第4話 店の常連『キンコウセン』


 ―数十分後。

 大柄な男を囲むようにして、黒人の集団が入ってきた。

 筋肉隆々とした熊のような男が、どかりとカウンターに座る。

 《キンコウセン》のリーダー、レネスだ。

 その隣に座ったドレッド頭が、ナンバー2のマロイ。

 その周りを《キンコウセン》のメンバー達が固めている。

 その中にいる唯一の白人が、数年前からレネスの護衛をしている剣士、ミヅチだ。

 プラチナブロンドの巻き毛なので、彼だけは異様に浮いて見える。

 無表情で無口で腕が立つ事に関しては、ルートヴィーズに引けを取らない。


「プライグ四世、ロックで。あと適当に飯」


 レネスの低い声が言うと、アデレートは頷いてキッチンに向った。

 ルートヴィーズはグラスに砕いた氷を僅かに入れ、赤い液体をグラスに注ぐ。ルビーが溶けたような色で、甘い香りが特徴の酒だ。

 他の者達の注文をさばくと、グラス拭きに戻る。 


「――それで、あの何たらとか言うグループはどうなってる?」


 レネスが言うと、マロイがグラスを僅かに傾けた。

 薄緑色の液体が斜めになり、氷がぶつかって高い音をだす。

 『プライグ五世』。プライグ四世とは正反対の政治を行った、平和主義の男の名だ。薬草めいた味がするので、あまり売れない。


「『何とか』ではなく、《レイガフ》だよ」

「ああ、そうだ。そのレイガフ、とか言うのが勢力を伸ばしてきてんだろ?だったらぶっ潰せばいい。俺たちは強い・・・最近は特に、」


 レネスは不敵な笑いを浮べながら、ミヅチを見た。


「こいつのおかげでなぁ?」


 ミヅチは無表情のまま会釈する。腰には細身の剣が下がっていて、室内にいる間も、片手は鞘に触れていた。

 マロイはため息を吐く。


「そんな簡単な問題じゃない。やつらの基地は西地区だ。教会関係の建物が多い上、信仰深い奴等が多い」

「だから何だってんだ」


「警察軍の司令官が変わっただろう?そのおかげで方針が変わって、今までのように好き勝手ができなくなったんだ。裏金、接待、女、支部のお偉方の人事異動のせいで、コネが全部パァだ・・・しかもレイガフは、一般人には一切手を出さない。西地区の奴等からは英雄扱いだ。警察軍の目が光っている時に、教会近くで暴れるのはよくない」 


「何だ、お前。天罰が怖いのか?」

「違うよ。怖いのは、教会を通して政府に目を付けられる事だ」

「ふんっ、面倒くせぇ・・・」


 店主兼料理人を担っているアデレートは、白身魚の塩焼きが乗った大皿を、カウンターに出した。ここの料理は上手いと評判で、レネスも気に入っている。
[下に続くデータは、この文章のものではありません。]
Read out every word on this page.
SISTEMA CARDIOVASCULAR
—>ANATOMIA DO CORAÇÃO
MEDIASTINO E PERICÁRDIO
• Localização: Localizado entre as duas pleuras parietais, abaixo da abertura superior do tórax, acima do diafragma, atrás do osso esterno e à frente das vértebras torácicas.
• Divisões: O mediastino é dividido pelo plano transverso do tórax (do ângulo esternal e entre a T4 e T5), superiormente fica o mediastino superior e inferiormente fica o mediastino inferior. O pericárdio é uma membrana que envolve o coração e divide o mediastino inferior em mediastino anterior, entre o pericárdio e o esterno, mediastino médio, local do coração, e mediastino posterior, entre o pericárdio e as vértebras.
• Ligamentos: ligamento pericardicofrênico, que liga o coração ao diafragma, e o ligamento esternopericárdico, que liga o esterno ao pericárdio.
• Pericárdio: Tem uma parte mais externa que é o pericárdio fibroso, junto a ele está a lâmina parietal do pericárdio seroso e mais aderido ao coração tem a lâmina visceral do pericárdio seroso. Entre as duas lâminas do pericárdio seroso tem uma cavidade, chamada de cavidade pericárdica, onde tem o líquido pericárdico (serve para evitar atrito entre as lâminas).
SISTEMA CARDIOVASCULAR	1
 したがってここは、《キンコウセン》の集会場になっていた。

 入り口のドアに頭を打ちつけそうになりながら入って来たのは、《キンコウセン》の伝令役、黒人少年のタイリだ。まだ十歳にも満たないが、俊足と近道に関してはプロフェッショナルだ。長いまつげとクリクリとした瞳が特徴の、可愛らしい少年だ。


「あ、レネスさん。こんにちは」

「どうした」

「伝令です」


 タイリは手紙をレネスに渡した。手紙を走り読んだレネスは、「行くぞ」と言って席を立った。「何だ?」とマロイが聞くと、手紙を寄越す。マロイはそれを読んで、不審そうに眉間を寄せた。


「タイリ、これは誰からの情報だ?」

「分かりません。いきなり道端で声をかけられて、『伝令係だろ。これをレネスさんかマロイさんに渡してくれ』、って言われて・・・」

「その人物に見覚えは?」


 タイリはかぶりを振った。


「黒人系の人でしたけど、見たことはなかったです」


「・・・罠、かな?」


 マロイが呟くと、レネスは鼻で笑った。


「確かめてみれば分かる」


 大男は早々と入り口へ向った。メンバー達が周りを囲む。マロイは大きなため息を吐いて立ち上がると、全員分の料金をカウンターに置いた。


「まずは相談してからにして欲しいな・・・」


 店から出る寸前、両開きのドアに手をかけたミヅチは、カウンターの方へと視線を向けた。研ぎ澄まされた刃物色の瞳が、バーテンダーを捉える。

 ルートヴィーズは視線に気付き、ミヅチと視線を合わせた。


「ミヅチ、何をしている。行くぞ」


 一瞬の間の後、ミヅチは視線を外してドアの向こうへと消えた。